2025/04/27 のログ
ご案内:「王都マグメール 平民地区」にラナさんが現れました。
■ラナ > 「……まぁ! これは――少し、困りましたね」
夕暮れ時の平民地区、小さな店がいくつか立ち並ぶ通りのとある店の外。白い、シスター風の衣を纏った少女が塀の前に立っている。
足元には大きな麻袋が二つ。道行く人々の邪魔にならないよう、店の入口の真正面は避け、石造りの塀の傍。
「このぐらいなら、と思ったのですが……これでは、宿まで行くのも一苦労です」
袋の縛り口の辺りを、両手に一つずつ掴んで持ち上げる。重そうに、ぴんと張る両腕と、きゅっと細める瞳。
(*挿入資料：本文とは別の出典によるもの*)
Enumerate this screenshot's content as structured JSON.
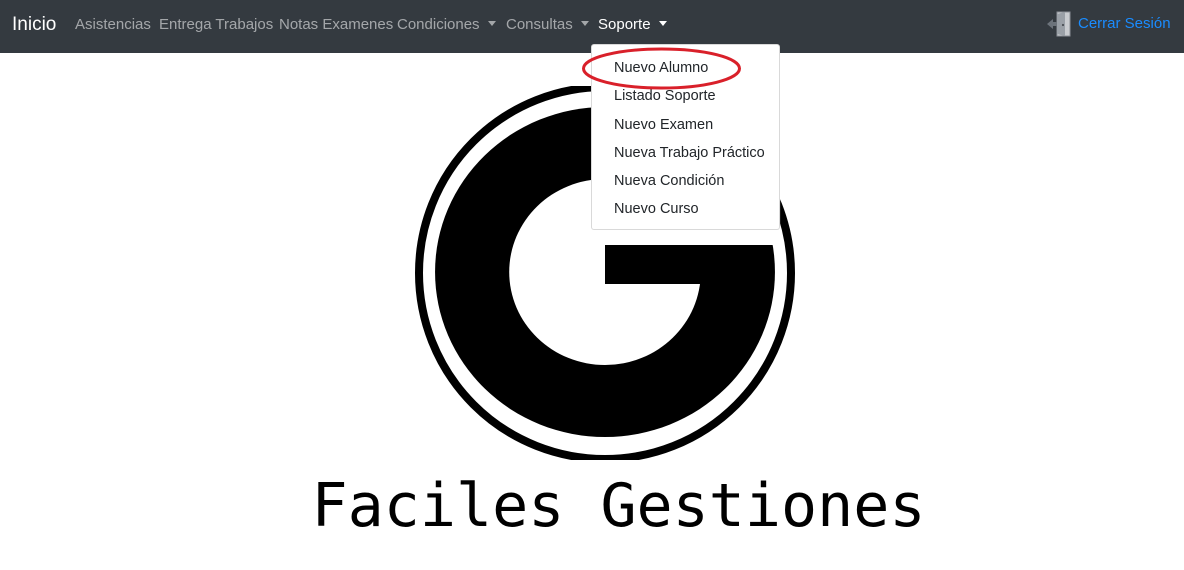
{
  "navbar": {
    "brand": "Inicio",
    "items": [
      {
        "label": "Asistencias"
      },
      {
        "label": "Entrega Trabajos"
      },
      {
        "label": "Notas Examenes"
      },
      {
        "label": "Condiciones"
      },
      {
        "label": "Consultas"
      },
      {
        "label": "Soporte"
      }
    ],
    "logout_label": "Cerrar Sesión",
    "logout_icon": "logout-door-icon"
  },
  "soporte_menu": {
    "items": [
      {
        "label": "Nuevo Alumno"
      },
      {
        "label": "Listado Soporte"
      },
      {
        "label": "Nuevo Examen"
      },
      {
        "label": "Nueva Trabajo Práctico"
      },
      {
        "label": "Nueva Condición"
      },
      {
        "label": "Nuevo Curso"
      }
    ],
    "highlighted_item": "Nuevo Alumno"
  },
  "main": {
    "logo_text": "Faciles Gestiones"
  },
  "colors": {
    "navbar_bg": "#343a40",
    "link": "#1a8cff",
    "highlight_ring": "#d9202a"
  }
}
そのまま少しずつ塀に沿って歩き始めるけれど、暫くして、はふ――と息を吐いて袋を地面に下ろし。
荷物が予想以上にかさばってしまったのか、力のない少女の細腕にはつらい重さになってしまっているようで。
ご案内:「王都マグメール 平民地区」にグスタフさんが現れました。
ご案内:「王都マグメール 平民地区」からグスタフさんが去りました。
■ラナ > 腕が――少し、ぴりぴりするような感覚があって、頑張って進まなくてはと思う集中力が途切れたような、軽い目眩のようなゆらぎ。
もともと一袋目でも、ちょっと重たいかなと思ったのだから、二袋目はよく考えれば無理そうと気づけたのではないか、と迂闊な自分を心の中で叱咤しながら。
一袋を両手で、なら行けたとしても。同じような重さを片手になったら、それはそう、腕が痺れるのも当然のこと。
「日帰りの予定にしていなかったのは幸いですが……、半分なり、届けてもらうとしても。今はなんとか落ち着ける所まで運ばなくては」
片方運んで、戻ってもう片方を運ぶ?……途中で盗まれる危険性の方が高い。
最も無難なのは、一度この片方を買った先刻の店へ戻って、後で取りにこさせてもらうこと、なのだが。何とか運ばなくては、と言う方に考えが行っていて、後ろ方向へ進む知恵が回っていないのだった。
■ラナ > 「だれ――……っ……」
誰かいませんか、と、叫んで助けを求めようとする瞬間、すぐに言葉を詰まらせる。
不安になってきて、心情的には、思い切り誰か呼びたい気持ちでいっぱいだったのだ。
いま……せんかぁ……。と、ぽつり、と絞るような呻くような、小さな声で漏らす。
怖い人が集まってくる可能性もあるとか、叫んでも誰にも届かなかったらもっと不安になるとか、そういうのも――少しは、あるかもしれないけれど。
不安定な気持ちの時に、大きな声を出すこと、そのものが彼女にはとても危険だったのだ。
歌いさえしなければ、大丈夫なはず――しかし、歌と言うものは言葉を紡がずとも成立するものも多々あるのだから。
両手を胸元で軽く握り合わせて、少し祈るような沈黙のあと、誰かを呼ぶのは今は諦める、と。袋を二つ、引きずりそうになっては頑張って持ち上げて、少しずつ歩き、また止まって、また歩き。
ご案内:「王都マグメール 平民地区」からラナさんが去りました。